Es finden sich die handschriftlichen Aufzeichnungen Pacellis über seine täglichen Treffen mit dem Papst – kurioserweise zwischen Benzin- und Stromrechnungen im Bestand „Stati Ecclesiastici“ verborgen, wo der Kirchenstaat seine Alltagsangelegenheiten ablegte. Es ist eine Entdeckung, welche die Seligsprechung von Pius XII. noch weiter hinausschieben dürfte.

Die Notate des Kardinals Pacelli, über dessen späteres Pontifikat der Schriftsteller Rolf Hochhuth sein Drama „Der Stellvertreter“ schrieb, zeigen eine Kirchenspitze, die den Aufstieg der Nazis zunächst mit Naivität, Ratlosigkeit, bisweilen Wohlwollen beobachtet. Gegenüber dem Kommunismus erschien ihr Hitler als das kleinere Übel.
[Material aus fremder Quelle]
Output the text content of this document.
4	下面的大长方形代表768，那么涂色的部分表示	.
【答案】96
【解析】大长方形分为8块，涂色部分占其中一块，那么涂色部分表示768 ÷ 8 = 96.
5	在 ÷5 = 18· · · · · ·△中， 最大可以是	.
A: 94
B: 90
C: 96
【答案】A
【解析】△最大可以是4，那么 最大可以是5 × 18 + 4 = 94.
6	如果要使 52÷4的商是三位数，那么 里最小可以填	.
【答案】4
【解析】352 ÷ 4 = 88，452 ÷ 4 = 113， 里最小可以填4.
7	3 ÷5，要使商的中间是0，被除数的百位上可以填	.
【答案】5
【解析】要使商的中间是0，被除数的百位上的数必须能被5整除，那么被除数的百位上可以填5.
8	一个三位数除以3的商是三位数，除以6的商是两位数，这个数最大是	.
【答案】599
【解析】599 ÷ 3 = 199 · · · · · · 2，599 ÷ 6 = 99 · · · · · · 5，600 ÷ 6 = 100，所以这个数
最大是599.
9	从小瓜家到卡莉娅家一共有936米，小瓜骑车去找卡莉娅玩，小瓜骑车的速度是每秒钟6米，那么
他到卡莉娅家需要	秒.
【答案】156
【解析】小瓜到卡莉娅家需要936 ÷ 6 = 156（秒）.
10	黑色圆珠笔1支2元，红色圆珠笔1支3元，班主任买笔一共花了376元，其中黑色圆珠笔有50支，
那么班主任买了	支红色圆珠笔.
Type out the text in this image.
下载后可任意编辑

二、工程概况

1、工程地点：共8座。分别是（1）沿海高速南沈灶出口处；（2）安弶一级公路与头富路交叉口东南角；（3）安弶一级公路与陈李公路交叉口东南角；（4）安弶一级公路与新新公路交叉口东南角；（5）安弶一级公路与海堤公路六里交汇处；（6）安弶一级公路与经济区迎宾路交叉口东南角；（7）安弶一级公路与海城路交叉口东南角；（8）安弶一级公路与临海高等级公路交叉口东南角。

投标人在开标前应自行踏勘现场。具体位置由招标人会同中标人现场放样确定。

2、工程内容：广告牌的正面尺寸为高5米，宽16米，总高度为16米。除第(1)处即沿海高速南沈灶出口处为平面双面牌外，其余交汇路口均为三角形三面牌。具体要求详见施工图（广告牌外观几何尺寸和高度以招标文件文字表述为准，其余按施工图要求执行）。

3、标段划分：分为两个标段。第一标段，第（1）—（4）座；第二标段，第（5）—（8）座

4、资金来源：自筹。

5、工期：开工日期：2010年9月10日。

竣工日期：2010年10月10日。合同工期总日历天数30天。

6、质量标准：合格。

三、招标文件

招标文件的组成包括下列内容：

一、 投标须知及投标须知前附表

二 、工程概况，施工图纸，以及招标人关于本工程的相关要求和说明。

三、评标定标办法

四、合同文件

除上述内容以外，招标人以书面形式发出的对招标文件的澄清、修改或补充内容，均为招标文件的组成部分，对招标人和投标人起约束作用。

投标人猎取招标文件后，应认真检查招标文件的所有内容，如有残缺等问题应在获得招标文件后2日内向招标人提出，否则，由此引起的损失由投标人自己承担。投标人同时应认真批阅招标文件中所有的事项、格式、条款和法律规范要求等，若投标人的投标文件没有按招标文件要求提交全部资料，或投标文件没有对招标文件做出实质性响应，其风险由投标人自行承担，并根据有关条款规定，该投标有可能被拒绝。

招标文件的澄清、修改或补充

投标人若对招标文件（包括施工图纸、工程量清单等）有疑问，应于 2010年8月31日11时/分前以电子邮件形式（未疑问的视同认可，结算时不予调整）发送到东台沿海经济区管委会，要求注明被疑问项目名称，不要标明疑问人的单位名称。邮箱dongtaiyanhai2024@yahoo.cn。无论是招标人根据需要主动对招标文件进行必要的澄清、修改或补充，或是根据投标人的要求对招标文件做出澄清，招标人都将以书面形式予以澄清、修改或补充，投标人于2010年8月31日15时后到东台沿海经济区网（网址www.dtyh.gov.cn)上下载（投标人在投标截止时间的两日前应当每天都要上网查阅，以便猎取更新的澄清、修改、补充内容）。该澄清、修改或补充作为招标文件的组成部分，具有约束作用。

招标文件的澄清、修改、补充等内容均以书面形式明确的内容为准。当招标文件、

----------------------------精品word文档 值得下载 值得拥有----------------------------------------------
Aus einer Audienz am 4. März 1933 etwa kommt Pacelli in offensichtlich gehobener Stimmung: „Adolf Hitler ist der erste und einzige Staatsmann, der sich öffentlich gegen die Bolschewisten stellt. Bis jetzt hat das nur der Heilige Vater getan“, so notierte der allmächtige Kardinal in seiner typischen Drei-Millimeter-Handschrift.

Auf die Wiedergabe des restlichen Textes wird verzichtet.